Tycho performs at Crystal Ballroom in Portland, Ore., July 31. (Photo by Kathleen Nyberg/McMenamins)
The ‘band’ is growing at about 25-50 new members each day, fluctuating depending on onsales, announcements, large shows and ads. Rewards are divided into three categories: Events, Experiences and Merchandise. So far, the experiences have stood out, including things like meet-and-greets with artists and escorted early entrance to any show of the customer’s choice.
“I don’t know if this program in the long haul will add to significantly more ticket sales as much as it will be useful for building the relationship with the community, that will then want to come to more shows,” said Walker. “We hope it will build brand loyalty and that people are going to pay a little more attention to our advertising.”

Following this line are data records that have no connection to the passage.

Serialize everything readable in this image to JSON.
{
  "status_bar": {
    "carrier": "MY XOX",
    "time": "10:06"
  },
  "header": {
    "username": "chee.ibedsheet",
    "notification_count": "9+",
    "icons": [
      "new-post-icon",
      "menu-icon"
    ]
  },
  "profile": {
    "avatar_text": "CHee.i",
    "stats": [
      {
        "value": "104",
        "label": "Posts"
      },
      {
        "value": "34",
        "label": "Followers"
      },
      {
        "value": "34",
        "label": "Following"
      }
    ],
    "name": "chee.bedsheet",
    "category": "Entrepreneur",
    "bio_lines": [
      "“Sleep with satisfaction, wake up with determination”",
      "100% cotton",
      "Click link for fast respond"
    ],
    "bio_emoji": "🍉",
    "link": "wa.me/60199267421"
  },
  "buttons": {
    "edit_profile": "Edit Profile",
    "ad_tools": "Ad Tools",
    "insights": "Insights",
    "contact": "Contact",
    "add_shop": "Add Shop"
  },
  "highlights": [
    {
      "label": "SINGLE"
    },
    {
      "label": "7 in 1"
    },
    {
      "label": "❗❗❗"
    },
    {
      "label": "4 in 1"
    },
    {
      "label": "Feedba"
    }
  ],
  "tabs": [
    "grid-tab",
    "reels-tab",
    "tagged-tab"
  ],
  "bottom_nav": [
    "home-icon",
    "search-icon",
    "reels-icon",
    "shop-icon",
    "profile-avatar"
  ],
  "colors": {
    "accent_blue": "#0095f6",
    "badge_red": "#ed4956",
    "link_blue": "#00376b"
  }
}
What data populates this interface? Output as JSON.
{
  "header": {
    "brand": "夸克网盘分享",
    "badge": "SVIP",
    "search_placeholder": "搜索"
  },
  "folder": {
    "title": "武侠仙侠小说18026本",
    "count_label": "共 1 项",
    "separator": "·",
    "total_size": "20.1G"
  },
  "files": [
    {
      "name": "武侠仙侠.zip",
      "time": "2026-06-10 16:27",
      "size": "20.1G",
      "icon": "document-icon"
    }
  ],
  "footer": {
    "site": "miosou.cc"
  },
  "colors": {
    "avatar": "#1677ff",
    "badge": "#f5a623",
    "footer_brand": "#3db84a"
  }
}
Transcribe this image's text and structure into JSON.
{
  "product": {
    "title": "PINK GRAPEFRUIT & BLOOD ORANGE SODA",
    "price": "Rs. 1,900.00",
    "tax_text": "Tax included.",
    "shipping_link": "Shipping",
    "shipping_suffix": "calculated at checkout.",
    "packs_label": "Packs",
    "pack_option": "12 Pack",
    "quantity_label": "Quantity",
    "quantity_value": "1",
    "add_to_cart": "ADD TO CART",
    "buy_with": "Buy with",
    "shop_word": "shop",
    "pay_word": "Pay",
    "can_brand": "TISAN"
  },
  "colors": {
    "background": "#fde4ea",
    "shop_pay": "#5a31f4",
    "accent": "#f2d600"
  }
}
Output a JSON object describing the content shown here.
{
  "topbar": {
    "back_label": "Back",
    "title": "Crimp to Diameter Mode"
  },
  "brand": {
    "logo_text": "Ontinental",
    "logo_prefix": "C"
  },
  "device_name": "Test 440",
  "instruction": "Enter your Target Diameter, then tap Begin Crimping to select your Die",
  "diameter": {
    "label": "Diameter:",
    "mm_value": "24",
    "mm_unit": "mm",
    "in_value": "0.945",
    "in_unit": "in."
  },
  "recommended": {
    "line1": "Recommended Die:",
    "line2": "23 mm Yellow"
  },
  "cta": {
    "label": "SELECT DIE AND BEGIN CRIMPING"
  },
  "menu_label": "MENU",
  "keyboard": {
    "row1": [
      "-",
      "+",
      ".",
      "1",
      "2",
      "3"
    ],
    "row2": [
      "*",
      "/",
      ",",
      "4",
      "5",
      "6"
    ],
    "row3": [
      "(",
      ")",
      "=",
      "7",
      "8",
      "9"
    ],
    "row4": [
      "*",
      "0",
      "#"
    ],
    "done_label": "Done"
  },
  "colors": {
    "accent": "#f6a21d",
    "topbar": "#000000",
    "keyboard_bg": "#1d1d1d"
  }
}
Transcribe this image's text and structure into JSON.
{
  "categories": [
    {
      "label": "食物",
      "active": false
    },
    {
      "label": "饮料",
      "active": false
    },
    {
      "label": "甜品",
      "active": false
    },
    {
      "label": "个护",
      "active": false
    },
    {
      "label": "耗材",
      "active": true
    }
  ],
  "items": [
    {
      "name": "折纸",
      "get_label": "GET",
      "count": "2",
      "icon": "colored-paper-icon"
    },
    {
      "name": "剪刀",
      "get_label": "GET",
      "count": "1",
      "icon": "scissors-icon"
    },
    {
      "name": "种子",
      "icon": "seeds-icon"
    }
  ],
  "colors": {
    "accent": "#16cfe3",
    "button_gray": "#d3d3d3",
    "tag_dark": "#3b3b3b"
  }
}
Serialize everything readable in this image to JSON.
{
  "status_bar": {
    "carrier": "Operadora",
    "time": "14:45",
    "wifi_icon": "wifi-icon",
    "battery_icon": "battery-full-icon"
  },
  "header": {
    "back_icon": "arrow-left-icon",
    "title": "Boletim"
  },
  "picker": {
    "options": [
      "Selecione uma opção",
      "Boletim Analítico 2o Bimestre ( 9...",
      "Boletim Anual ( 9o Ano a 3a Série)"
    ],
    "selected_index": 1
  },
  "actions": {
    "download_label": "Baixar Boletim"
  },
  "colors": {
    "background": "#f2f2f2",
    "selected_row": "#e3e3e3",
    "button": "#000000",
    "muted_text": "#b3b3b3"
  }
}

“It also provides some fun prizes to aim at,” he added. “Maybe people will buy a couple of extra tickets to get the prize they want, or decide to go to a show they weren’t necessarily sure about in order to earn the points.”
Walker said that he’s looking forward to implementing further technical development to be able to start registering points at points-of-sale and potentially doing mobile contests.
“If we wanted to we could do a contest where we send an email to all of our loyalty members saying something like, ‘if you can find the bartender named Jerry and say the word Submarine to him, you’ll get 100 points,’” added Walker. “We want to have fun with it and not make a sort of sterile experience like with airline points.”
Customers opt in at the point of purchase and begin earning points right away. Different types of interaction can be weighted with unique point values, such as more points for referring an individual by sending them a link to the website as opposed to just signing up.
“There is some science in putting together the weighting scheme that we call the engagement algorithm, but at the end of the day it’s a formula,” said Ball. “Certainly it’s worth more if someone’s going to interact with the brand in a way that provides some value.”
Future steps for McMenamins, and other Etix clients, could include the use of LoyaltyMatch’s mobile app, which has an online and offline mode, as well as awarding badges for different levels of interaction. From a point-of-sale perspective, LoyaltyMatch works with the technology that’s already in clubs today, meaning that a venue’s infrastructure investment may be as small as a few tablets or mobile devices to run the app, available on IOS and Android systems.
LoyaltyMatch and Etix have a prearranged agreement regarding how much each new client will cost to roll out based on several factors such as volume and the depth of the program.
Reklis said that many clients can add 25 cents to the convenience fee so the customers actually end up paying for the loyalty program, while others who just want to be billed can pay for it.
“We have a great pricing structure and discounted rate because we’re representing more than one individual client,” said Reklis.
The interest level among current Etix clients has been high, with Reklis already in conversations with about 10 potential customers, and he’s just one of 12 people on the sales team.
“They’ve been different clients of different size levels and types, whether that’s sports teams, rock clubs, seasonal amphitheaters, or even some of our state fairs,” he said. “It’s definitely felt validating to spend that much time putting something together and have people be this interested.”
The next Etix venue to take advantage of the LoyaltyMatch partnership will be Headliners Music Hall in Louisville, Ky.